Talu, die nach der vergeblichen Suche hundemüde war, hatte sich kurz überlegt, ob sie in einem der Häuser übernachten sollte, sich aber dagegen entschieden. Sie wirkten nicht mehr besonders sicher, und vor allem waren sie so leer, so zerfallen.
Sie hatte gerade beschlossen, draußen zu bleiben, und war dabei gewesen, sich durch den kleinen unauffälligen Durchgang zwischen den beiden Sandsteingebäuden zu zwängen, als sie die Fee entdeckt hatte. Jetzt sah sie sich noch einmal suchend um, weil sie ganz sicher sein wollte, dass das winzige Ding auch wirklich niemandem gehörte. Wenn jemand diese Fee brauchte, würde sie sie natürlich nicht mitnehmen. Aber nach wie vor rührte sich nichts, der kleine Durchgang lag leer und verlassen da.

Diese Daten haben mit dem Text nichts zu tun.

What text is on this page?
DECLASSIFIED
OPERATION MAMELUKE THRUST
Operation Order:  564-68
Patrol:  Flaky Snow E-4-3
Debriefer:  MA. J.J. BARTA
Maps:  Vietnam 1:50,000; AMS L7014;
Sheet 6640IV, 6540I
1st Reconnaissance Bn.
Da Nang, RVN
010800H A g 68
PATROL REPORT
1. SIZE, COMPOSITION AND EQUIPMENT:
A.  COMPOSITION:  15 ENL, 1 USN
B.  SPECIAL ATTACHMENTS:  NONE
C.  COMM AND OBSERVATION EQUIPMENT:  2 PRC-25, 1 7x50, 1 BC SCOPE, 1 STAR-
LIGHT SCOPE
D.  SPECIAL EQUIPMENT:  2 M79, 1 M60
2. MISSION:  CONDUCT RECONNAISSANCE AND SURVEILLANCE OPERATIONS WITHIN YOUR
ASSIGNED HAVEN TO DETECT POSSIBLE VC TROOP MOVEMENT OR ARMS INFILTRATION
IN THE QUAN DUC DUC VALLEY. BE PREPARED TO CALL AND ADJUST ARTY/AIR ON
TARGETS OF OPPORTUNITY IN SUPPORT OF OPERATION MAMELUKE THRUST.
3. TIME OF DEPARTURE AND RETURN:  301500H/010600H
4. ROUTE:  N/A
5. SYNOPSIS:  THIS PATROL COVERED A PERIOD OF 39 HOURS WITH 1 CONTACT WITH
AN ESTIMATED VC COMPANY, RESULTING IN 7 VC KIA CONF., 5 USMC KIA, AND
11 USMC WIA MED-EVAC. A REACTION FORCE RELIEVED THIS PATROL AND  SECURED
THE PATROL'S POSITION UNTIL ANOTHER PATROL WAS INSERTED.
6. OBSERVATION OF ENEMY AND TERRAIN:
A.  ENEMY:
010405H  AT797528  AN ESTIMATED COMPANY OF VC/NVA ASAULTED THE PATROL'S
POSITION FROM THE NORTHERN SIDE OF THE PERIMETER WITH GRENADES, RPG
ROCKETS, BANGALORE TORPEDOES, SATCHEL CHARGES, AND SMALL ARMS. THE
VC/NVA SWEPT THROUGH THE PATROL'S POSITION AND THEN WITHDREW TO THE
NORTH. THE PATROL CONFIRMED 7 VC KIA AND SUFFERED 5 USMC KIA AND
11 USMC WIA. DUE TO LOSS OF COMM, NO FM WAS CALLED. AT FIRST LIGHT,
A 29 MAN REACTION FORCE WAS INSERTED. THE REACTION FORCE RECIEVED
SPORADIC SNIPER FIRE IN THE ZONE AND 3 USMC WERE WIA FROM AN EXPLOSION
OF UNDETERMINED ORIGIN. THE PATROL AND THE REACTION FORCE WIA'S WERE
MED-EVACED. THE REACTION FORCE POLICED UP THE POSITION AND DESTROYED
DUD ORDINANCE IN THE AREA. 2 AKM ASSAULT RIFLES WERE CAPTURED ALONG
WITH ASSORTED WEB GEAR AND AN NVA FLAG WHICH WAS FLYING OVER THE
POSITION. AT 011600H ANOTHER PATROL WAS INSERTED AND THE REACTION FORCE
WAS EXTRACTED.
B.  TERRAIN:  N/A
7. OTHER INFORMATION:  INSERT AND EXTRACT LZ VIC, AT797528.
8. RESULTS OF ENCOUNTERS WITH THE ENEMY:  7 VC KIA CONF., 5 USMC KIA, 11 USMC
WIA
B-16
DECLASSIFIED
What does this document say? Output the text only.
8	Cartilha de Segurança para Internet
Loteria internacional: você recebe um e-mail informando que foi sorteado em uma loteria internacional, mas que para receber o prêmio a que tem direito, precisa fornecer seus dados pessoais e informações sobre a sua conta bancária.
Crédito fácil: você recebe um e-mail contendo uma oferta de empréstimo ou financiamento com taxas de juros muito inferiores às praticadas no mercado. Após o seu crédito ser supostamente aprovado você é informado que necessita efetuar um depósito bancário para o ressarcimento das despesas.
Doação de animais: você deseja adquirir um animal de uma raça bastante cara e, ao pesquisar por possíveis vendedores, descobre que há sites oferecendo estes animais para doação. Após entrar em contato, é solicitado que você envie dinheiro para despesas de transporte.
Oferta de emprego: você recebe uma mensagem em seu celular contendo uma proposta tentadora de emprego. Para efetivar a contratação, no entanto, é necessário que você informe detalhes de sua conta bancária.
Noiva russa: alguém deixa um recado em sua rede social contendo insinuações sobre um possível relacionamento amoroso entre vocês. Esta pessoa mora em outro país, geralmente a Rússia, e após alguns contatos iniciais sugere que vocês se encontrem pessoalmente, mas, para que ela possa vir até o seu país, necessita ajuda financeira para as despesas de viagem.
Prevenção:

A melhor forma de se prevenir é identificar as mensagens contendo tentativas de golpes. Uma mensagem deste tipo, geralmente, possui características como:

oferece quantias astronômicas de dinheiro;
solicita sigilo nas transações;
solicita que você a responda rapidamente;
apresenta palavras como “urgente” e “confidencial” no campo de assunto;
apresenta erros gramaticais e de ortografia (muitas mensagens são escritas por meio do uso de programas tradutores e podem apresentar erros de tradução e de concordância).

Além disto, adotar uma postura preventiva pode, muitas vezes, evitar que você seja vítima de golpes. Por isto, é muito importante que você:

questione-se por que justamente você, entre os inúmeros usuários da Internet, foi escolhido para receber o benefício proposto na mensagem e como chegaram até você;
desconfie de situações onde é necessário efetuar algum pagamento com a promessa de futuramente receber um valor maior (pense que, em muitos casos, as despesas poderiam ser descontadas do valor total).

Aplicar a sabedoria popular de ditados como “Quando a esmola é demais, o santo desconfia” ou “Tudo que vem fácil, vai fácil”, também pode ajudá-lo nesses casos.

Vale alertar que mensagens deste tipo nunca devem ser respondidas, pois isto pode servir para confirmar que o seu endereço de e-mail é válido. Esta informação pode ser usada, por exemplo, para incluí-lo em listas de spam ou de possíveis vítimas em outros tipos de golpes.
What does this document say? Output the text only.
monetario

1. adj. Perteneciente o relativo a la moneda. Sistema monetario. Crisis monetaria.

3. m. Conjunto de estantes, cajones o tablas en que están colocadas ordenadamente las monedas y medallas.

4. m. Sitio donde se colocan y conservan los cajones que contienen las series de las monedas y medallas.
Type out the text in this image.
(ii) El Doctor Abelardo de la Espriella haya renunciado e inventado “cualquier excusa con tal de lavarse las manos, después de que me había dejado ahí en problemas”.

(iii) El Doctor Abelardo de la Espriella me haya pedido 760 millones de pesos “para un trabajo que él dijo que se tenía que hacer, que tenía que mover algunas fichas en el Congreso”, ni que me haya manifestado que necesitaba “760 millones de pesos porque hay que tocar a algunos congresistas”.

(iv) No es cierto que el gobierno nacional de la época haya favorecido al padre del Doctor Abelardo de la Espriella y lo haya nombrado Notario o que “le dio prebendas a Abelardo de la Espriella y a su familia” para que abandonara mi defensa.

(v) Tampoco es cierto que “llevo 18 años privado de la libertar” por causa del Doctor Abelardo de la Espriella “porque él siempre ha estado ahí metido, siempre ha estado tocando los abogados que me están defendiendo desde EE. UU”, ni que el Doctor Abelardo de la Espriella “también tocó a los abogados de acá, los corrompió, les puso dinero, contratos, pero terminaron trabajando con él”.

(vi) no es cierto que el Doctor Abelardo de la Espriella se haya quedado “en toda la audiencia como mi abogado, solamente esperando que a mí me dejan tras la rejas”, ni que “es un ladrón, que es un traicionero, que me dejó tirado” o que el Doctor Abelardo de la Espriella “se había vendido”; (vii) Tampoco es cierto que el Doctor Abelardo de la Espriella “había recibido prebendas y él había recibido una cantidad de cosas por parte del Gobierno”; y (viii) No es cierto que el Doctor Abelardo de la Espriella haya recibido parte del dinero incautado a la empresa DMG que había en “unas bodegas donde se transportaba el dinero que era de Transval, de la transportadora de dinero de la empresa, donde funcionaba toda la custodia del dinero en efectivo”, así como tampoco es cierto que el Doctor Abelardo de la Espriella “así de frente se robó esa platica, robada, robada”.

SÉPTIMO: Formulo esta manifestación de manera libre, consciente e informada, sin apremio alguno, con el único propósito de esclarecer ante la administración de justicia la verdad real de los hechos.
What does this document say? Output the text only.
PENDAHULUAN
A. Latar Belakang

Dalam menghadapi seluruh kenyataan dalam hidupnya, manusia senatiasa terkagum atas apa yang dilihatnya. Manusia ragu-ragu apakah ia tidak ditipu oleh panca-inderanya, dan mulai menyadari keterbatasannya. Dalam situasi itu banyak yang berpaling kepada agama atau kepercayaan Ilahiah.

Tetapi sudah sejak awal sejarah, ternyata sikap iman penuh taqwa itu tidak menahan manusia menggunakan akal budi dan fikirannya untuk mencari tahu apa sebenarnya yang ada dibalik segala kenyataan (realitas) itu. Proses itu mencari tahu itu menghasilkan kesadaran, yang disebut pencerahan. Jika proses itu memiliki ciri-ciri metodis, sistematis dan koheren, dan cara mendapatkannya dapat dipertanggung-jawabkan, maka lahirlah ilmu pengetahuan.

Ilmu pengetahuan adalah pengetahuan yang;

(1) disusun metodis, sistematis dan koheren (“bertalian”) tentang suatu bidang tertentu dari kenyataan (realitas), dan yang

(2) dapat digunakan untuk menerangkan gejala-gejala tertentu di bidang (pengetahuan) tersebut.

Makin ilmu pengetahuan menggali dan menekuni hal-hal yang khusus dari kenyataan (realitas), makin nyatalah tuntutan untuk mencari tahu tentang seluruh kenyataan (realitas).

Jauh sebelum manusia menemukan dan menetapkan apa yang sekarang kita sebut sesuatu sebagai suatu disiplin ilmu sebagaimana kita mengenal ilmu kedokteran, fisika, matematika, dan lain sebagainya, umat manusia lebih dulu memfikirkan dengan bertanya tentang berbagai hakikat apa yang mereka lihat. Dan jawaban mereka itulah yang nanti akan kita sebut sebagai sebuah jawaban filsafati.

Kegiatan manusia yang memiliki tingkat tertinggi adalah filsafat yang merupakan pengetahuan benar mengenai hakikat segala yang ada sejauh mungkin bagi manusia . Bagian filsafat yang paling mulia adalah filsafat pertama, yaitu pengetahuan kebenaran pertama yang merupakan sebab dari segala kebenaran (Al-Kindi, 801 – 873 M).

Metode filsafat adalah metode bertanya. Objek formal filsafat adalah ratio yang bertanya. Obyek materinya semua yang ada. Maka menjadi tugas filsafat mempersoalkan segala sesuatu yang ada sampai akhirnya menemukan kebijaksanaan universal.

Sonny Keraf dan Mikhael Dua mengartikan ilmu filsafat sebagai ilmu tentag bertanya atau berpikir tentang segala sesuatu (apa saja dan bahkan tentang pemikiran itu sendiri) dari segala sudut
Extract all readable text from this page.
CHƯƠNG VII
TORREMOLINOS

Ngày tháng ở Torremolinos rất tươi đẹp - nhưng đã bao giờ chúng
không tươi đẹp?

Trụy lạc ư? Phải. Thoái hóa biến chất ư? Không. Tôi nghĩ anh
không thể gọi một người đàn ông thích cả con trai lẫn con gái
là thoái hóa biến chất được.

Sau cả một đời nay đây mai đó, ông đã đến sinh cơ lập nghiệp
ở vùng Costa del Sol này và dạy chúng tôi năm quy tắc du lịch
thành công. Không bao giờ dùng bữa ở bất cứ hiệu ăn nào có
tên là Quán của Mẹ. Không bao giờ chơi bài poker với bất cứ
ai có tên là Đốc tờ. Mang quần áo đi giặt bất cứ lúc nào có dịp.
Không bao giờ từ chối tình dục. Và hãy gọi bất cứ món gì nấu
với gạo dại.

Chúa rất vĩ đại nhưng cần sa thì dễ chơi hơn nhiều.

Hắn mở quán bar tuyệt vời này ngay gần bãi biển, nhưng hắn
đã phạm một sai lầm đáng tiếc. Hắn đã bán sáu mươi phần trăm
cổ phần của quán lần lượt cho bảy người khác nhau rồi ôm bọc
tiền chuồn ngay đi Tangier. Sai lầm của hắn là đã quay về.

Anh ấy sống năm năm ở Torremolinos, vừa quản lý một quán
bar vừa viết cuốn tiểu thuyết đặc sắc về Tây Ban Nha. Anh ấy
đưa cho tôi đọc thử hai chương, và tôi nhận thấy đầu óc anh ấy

Leer bis auf den Müll, der überall herumlag. Leere Dosen, vergilbtes Zeitungspapier, uralte Orangenschalen, hart wie Stein und verschimmelt, dazu ein Haufen trockener Blätter und Schmutz, den wohl der Wind von der Straße hier hereingetragen hatte.
Wie hatte jemand diese Fee im Stich lassen können? Sie war so schön!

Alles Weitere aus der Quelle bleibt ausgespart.